As for Nel, Nel takes her place besides the other women in the community, she and other women identified with spiders who limited them, they terrified of the free fall. Nel envisions herself as victim of someone else’s evil. In contrast Sula is the metaphor for freedom and she is unafraid of the free fall. Because Nel will marry and have children just like others and not like Sula.

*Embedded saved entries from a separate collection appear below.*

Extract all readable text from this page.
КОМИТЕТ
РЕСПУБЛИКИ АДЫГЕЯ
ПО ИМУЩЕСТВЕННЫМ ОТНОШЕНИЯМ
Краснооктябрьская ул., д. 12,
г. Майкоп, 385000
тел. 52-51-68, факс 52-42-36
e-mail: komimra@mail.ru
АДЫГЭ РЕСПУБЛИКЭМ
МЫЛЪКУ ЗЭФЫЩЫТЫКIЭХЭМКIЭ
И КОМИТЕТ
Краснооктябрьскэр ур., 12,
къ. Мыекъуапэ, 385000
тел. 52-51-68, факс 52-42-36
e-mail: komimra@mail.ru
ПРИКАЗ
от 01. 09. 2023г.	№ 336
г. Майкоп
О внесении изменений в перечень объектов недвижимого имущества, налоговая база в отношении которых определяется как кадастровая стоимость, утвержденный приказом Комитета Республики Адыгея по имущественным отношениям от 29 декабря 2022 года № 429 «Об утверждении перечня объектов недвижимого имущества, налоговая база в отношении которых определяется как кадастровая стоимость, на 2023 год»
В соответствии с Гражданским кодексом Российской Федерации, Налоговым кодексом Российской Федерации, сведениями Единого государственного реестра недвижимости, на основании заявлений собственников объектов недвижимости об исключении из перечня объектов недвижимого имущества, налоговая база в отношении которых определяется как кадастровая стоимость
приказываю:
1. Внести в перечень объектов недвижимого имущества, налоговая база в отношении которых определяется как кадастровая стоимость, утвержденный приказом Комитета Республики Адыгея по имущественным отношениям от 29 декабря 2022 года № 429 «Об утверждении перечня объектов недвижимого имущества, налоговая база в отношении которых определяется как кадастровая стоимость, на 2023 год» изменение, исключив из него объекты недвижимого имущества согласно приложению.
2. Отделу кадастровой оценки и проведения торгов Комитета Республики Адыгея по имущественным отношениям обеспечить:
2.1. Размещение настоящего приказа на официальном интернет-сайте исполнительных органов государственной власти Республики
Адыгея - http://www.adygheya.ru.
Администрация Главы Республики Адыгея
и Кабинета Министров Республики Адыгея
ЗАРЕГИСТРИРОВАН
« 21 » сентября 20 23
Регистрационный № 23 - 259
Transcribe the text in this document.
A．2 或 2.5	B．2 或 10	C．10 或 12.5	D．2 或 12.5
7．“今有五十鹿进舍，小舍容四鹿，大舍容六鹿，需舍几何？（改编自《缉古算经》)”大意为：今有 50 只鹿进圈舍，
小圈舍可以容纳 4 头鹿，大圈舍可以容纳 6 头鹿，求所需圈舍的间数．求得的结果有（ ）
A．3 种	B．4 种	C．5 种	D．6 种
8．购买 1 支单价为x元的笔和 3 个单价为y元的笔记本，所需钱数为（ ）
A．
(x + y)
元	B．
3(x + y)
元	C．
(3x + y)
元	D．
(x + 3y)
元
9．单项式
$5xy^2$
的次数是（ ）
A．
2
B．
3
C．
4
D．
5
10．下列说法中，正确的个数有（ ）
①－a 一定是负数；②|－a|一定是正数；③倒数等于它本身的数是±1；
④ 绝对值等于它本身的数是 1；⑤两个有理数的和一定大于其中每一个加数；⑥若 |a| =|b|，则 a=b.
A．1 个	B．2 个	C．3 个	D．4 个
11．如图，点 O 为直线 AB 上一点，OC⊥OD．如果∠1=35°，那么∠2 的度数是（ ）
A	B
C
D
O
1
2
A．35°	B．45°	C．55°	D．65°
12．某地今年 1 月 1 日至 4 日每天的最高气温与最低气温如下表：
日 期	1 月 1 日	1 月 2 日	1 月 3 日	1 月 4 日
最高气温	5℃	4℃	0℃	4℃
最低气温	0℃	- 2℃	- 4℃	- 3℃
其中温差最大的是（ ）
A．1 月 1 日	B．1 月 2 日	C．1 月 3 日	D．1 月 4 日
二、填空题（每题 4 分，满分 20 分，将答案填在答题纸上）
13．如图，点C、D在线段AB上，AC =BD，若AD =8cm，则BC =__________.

Beside the gender issue in Sula there are other different lives as being in community or out of community. It’s represents are Ajax and Jude even they are men they also confuses by community and traditions. Ajax is a man who has self-esteem that is not diminished away and leave behind a wife and children. So Ajax and Sula comes together not as individuals in need of the other to be complied but as whole people not like Nel and Jude. Because Nel and Jude are the community themselves, accept traditions and life’s in justice. As a result of these combinations story becomes either gender or community (Black Community) issues.

To sum up, Morrison’s characteristic treatment of bigotry is not the defining episodes of white hatred but instead to direct attention to the black community’s ingenious methods of coping, using humor, garnering strength from folk traditions and she captures the rhythms of the black community like and women cooking dinner, men on the street.